The high cost of rare earth elements makes the use of high-performance permanent magnets commercially very expensive. MnAl magnetic material is one of the most promising Rare-Earth-free permanent magnets due to its obvious characteristics. However, the coercivity of MnAl alloys produced by melt spinning followed by appropriate treatment is relatively low. In this investigation, a high coercivity up to 5.3 kOe and saturation magnetization of ∼62 emu/g (with an applied magnetic field of 19.5 kOe) were obtained in the mechanically milled τ-phase Mn57Al43 alloy. As milling time goes on, the coercivity firstly increases and then decreases, leading to the formation of knee-point coercivity, while the saturation magnetization decreases simultaneously. The structural imperfections such as disordering and defects play the most important role in the changes of magnetic properties of τ-phase MnAl alloys processed by low-energy mechanical milling.

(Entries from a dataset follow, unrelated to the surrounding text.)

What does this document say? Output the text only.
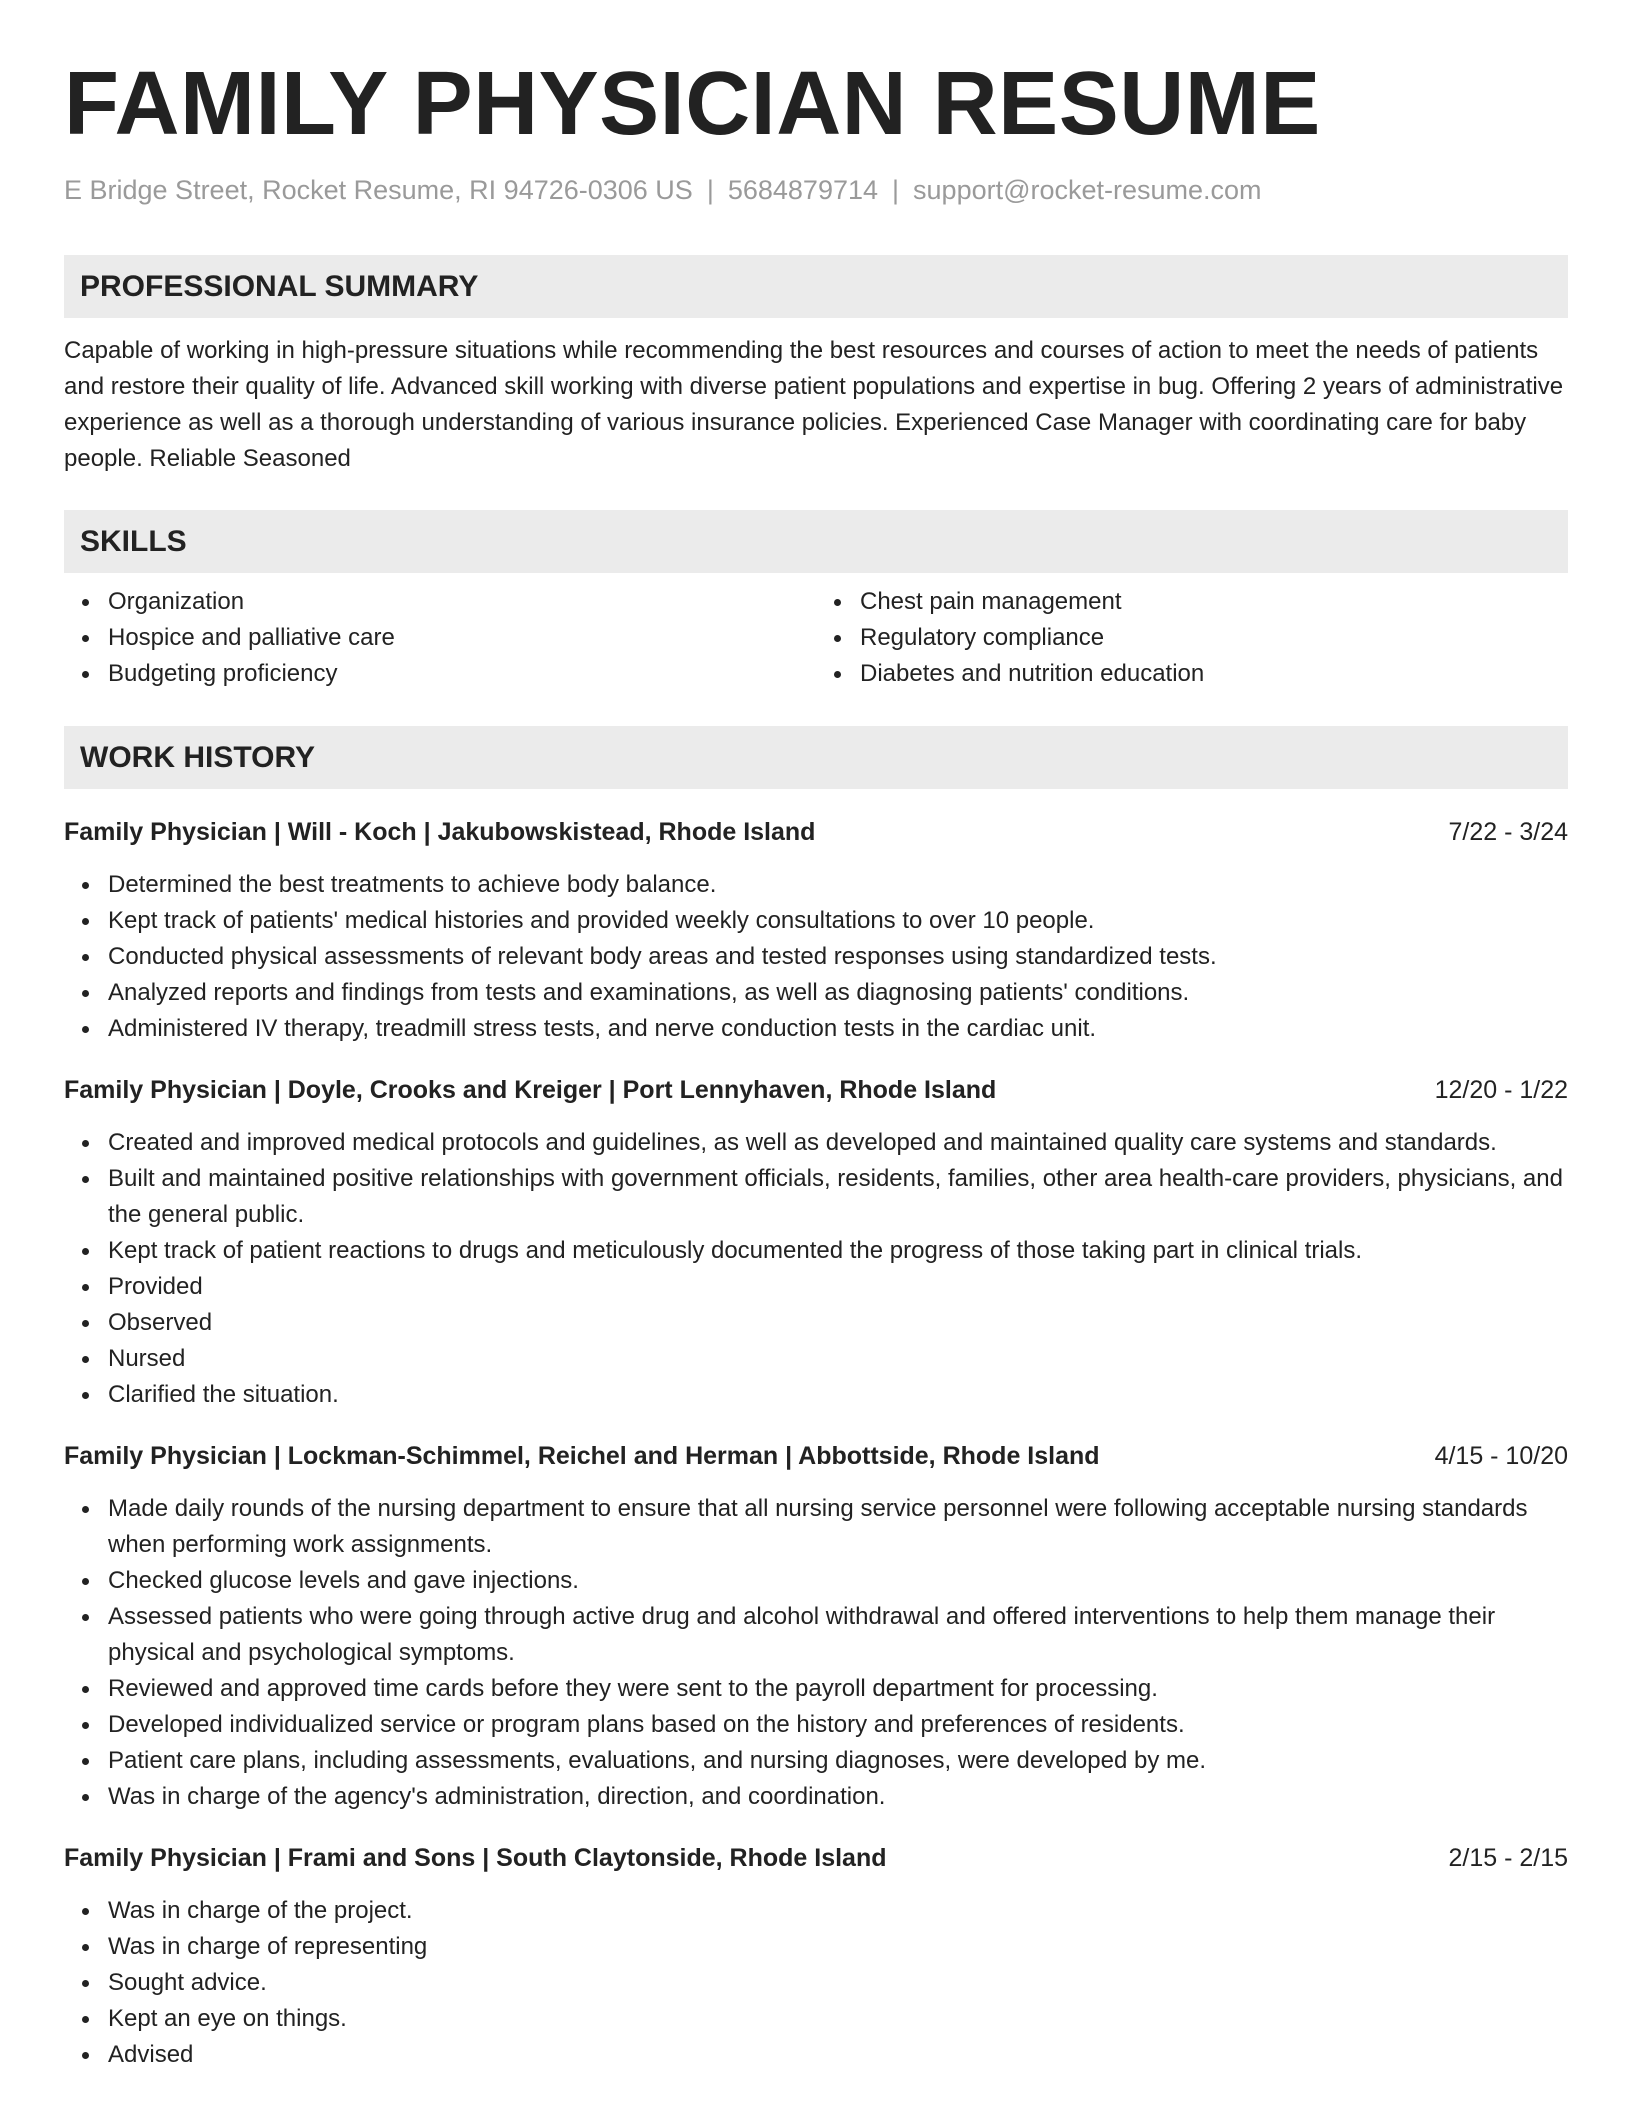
FAMILY PHYSICIAN RESUME
E Bridge Street, Rocket Resume, RI 94726-0306 US | 5684879714 | support@rocket-resume.com
PROFESSIONAL SUMMARY
Capable of working in high-pressure situations while recommending the best resources and courses of action to meet the needs of patients and restore their quality of life. Advanced skill working with diverse patient populations and expertise in bug. Offering 2 years of administrative experience as well as a thorough understanding of various insurance policies. Experienced Case Manager with coordinating care for baby people. Reliable Seasoned
SKILLS
Organization
Hospice and palliative care
Budgeting proficiency
Chest pain management
Regulatory compliance
Diabetes and nutrition education
WORK HISTORY
Family Physician | Will - Koch | Jakubowskistead, Rhode Island	7/22 - 3/24
Determined the best treatments to achieve body balance.
Kept track of patients' medical histories and provided weekly consultations to over 10 people.
Conducted physical assessments of relevant body areas and tested responses using standardized tests.
Analyzed reports and findings from tests and examinations, as well as diagnosing patients' conditions.
Administered IV therapy, treadmill stress tests, and nerve conduction tests in the cardiac unit.
Family Physician | Doyle, Crooks and Kreiger | Port Lennyhaven, Rhode Island	12/20 - 1/22
Created and improved medical protocols and guidelines, as well as developed and maintained quality care systems and standards.
Built and maintained positive relationships with government officials, residents, families, other area health-care providers, physicians, and the general public.
Kept track of patient reactions to drugs and meticulously documented the progress of those taking part in clinical trials.
Provided
Observed
Nursed
Clarified the situation.
Family Physician | Lockman-Schimmel, Reichel and Herman | Abbottside, Rhode Island	4/15 - 10/20
Made daily rounds of the nursing department to ensure that all nursing service personnel were following acceptable nursing standards when performing work assignments.
Checked glucose levels and gave injections.
Assessed patients who were going through active drug and alcohol withdrawal and offered interventions to help them manage their physical and psychological symptoms.
Reviewed and approved time cards before they were sent to the payroll department for processing.
Developed individualized service or program plans based on the history and preferences of residents.
Patient care plans, including assessments, evaluations, and nursing diagnoses, were developed by me.
Was in charge of the agency's administration, direction, and coordination.
Family Physician | Frami and Sons | South Claytonside, Rhode Island	2/15 - 2/15
Was in charge of the project.
Was in charge of representing
Sought advice.
Kept an eye on things.
Advised
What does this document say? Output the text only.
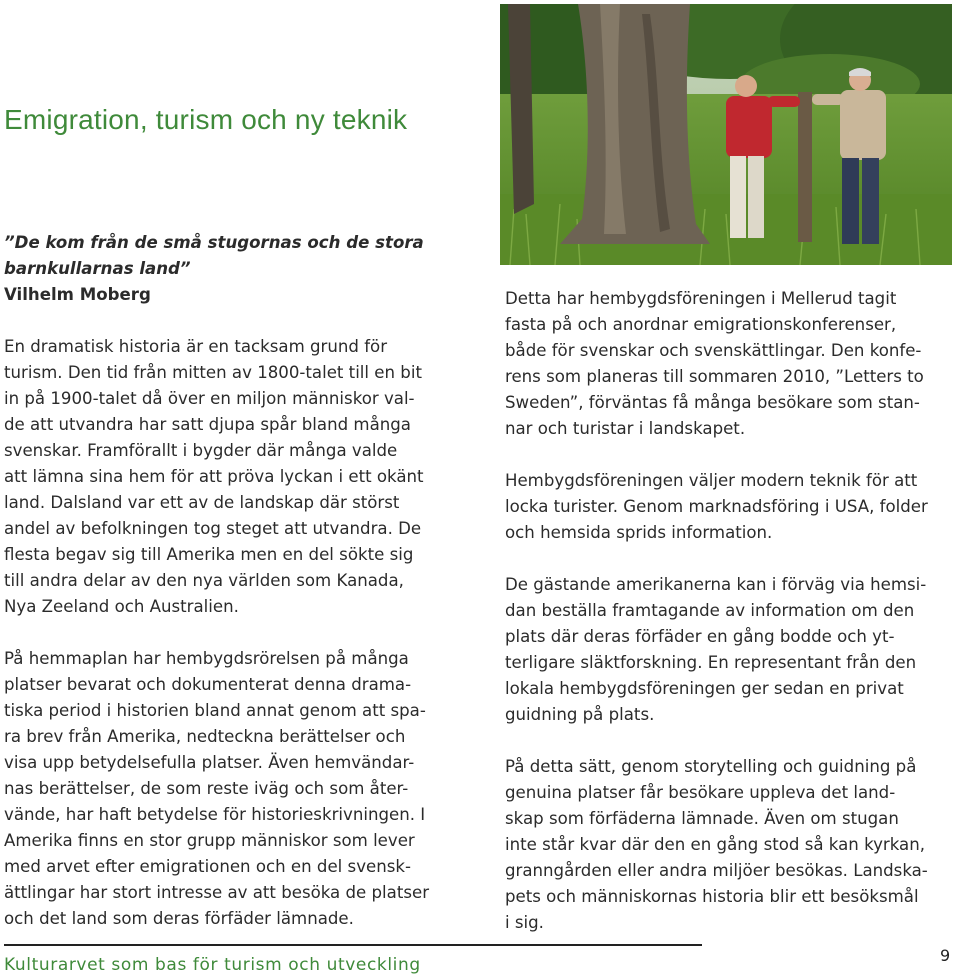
Emigration, turism och ny teknik

”De kom från de små stugornas och de stora
barnkullarnas land”

Vilhelm Moberg

En dramatisk historia är en tacksam grund för
turism. Den tid från mitten av 1800-talet till en bit
in på 1900-talet då över en miljon människor val-
de att utvandra har satt djupa spår bland många
svenskar. Framförallt i bygder där många valde
att lämna sina hem för att pröva lyckan i ett okänt
land. Dalsland var ett av de landskap där störst
andel av befolkningen tog steget att utvandra. De
flesta begav sig till Amerika men en del sökte sig
till andra delar av den nya världen som Kanada,
Nya Zeeland och Australien.

På hemmaplan har hembygdsrörelsen på många
platser bevarat och dokumenterat denna drama-
tiska period i historien bland annat genom att spa-
ra brev från Amerika, nedteckna berättelser och
visa upp betydelsefulla platser. Även hemvändar-
nas berättelser, de som reste iväg och som åter-
vände, har haft betydelse för historieskrivningen. I
Amerika finns en stor grupp människor som lever
med arvet efter emigrationen och en del svensk-
ättlingar har stort intresse av att besöka de platser
och det land som deras förfäder lämnade.

Detta har hembygdsföreningen i Mellerud tagit
fasta på och anordnar emigrationskonferenser,
både för svenskar och svenskättlingar. Den konfe-
rens som planeras till sommaren 2010, ”Letters to
Sweden”, förväntas få många besökare som stan-
nar och turistar i landskapet.

Hembygdsföreningen väljer modern teknik för att
locka turister. Genom marknadsföring i USA, folder
och hemsida sprids information.

De gästande amerikanerna kan i förväg via hemsi-
dan beställa framtagande av information om den
plats där deras förfäder en gång bodde och yt-
terligare släktforskning. En representant från den
lokala hembygdsföreningen ger sedan en privat
guidning på plats.

På detta sätt, genom storytelling och guidning på
genuina platser får besökare uppleva det land-
skap som förfäderna lämnade. Även om stugan
inte står kvar där den en gång stod så kan kyrkan,
granngården eller andra miljöer besökas. Landska-
pets och människornas historia blir ett besöksmål
i sig.

Kulturarvet som bas för turism och utveckling	9
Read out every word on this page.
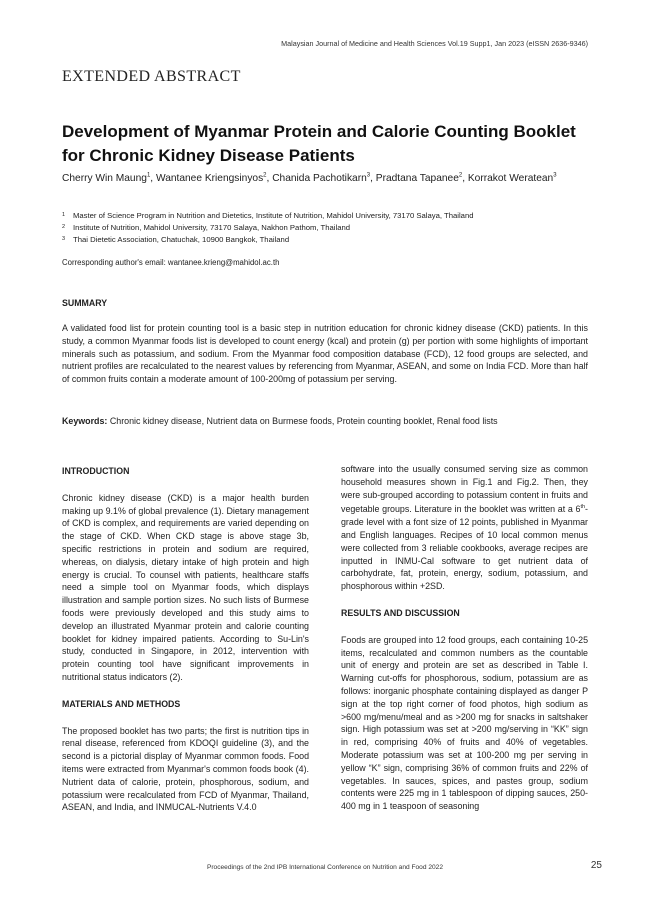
Malaysian Journal of Medicine and Health Sciences Vol.19 Supp1, Jan 2023 (eISSN 2636-9346)
EXTENDED ABSTRACT
Development of Myanmar Protein and Calorie Counting Booklet for Chronic Kidney Disease Patients
Cherry Win Maung$^1$, Wantanee Kriengsinyos$^2$, Chanida Pachotikarn$^3$, Pradtana Tapanee$^2$, Korrakot Weratean$^3$
1 Master of Science Program in Nutrition and Dietetics, Institute of Nutrition, Mahidol University, 73170 Salaya, Thailand
2 Institute of Nutrition, Mahidol University, 73170 Salaya, Nakhon Pathom, Thailand
3 Thai Dietetic Association, Chatuchak, 10900 Bangkok, Thailand
Corresponding author's email: wantanee.krieng@mahidol.ac.th
SUMMARY
A validated food list for protein counting tool is a basic step in nutrition education for chronic kidney disease (CKD) patients. In this study, a common Myanmar foods list is developed to count energy (kcal) and protein (g) per portion with some highlights of important minerals such as potassium, and sodium. From the Myanmar food composition database (FCD), 12 food groups are selected, and nutrient profiles are recalculated to the nearest values by referencing from Myanmar, ASEAN, and some on India FCD. More than half of common fruits contain a moderate amount of 100-200mg of potassium per serving.
Keywords: Chronic kidney disease, Nutrient data on Burmese foods, Protein counting booklet, Renal food lists
INTRODUCTION

Chronic kidney disease (CKD) is a major health burden making up 9.1% of global prevalence (1). Dietary management of CKD is complex, and requirements are varied depending on the stage of CKD. When CKD stage is above stage 3b, specific restrictions in protein and sodium are required, whereas, on dialysis, dietary intake of high protein and high energy is crucial. To counsel with patients, healthcare staffs need a simple tool on Myanmar foods, which displays illustration and sample portion sizes. No such lists of Burmese foods were previously developed and this study aims to develop an illustrated Myanmar protein and calorie counting booklet for kidney impaired patients. According to Su-Lin's study, conducted in Singapore, in 2012, intervention with protein counting tool have significant improvements in nutritional status indicators (2).

MATERIALS AND METHODS

The proposed booklet has two parts; the first is nutrition tips in renal disease, referenced from KDOQI guideline (3), and the second is a pictorial display of Myanmar common foods. Food items were extracted from Myanmar's common foods book (4). Nutrient data of calorie, protein, phosphorous, sodium, and potassium were recalculated from FCD of Myanmar, Thailand, ASEAN, and India, and INMUCAL-Nutrients V.4.0

software into the usually consumed serving size as common household measures shown in Fig.1 and Fig.2. Then, they were sub-grouped according to potassium content in fruits and vegetable groups. Literature in the booklet was written at a 6th-grade level with a font size of 12 points, published in Myanmar and English languages. Recipes of 10 local common menus were collected from 3 reliable cookbooks, average recipes are inputted in INMU-Cal software to get nutrient data of carbohydrate, fat, protein, energy, sodium, potassium, and phosphorous within +2SD.

RESULTS AND DISCUSSION

Foods are grouped into 12 food groups, each containing 10-25 items, recalculated and common numbers as the countable unit of energy and protein are set as described in Table I. Warning cut-offs for phosphorous, sodium, potassium are as follows: inorganic phosphate containing displayed as danger P sign at the top right corner of food photos, high sodium as >600 mg/menu/meal and as >200 mg for snacks in saltshaker sign. High potassium was set at >200 mg/serving in “KK” sign in red, comprising 40% of fruits and 40% of vegetables. Moderate potassium was set at 100-200 mg per serving in yellow “K” sign, comprising 36% of common fruits and 22% of vegetables. In sauces, spices, and pastes group, sodium contents were 225 mg in 1 tablespoon of dipping sauces, 250-400 mg in 1 teaspoon of seasoning

Proceedings of the 2nd IPB International Conference on Nutrition and Food 2022	25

The present results will be helpful for the development of processing protocols for the optimization of τ-phase MnAl alloys as high performance Rare-Earth-free permanent magnets. [Display omitted] •Successful fabrication of pure τ-phase Mn57Al43 alloy by melt spinning and low-energy ball milling processes.•High coercivity (~5.3 kOe) and magnetization (~62 emu/g) were obtained in τ-phase Mn57Al43 alloy.•Disordering and defects play the most important role in the changes of magnetic properties.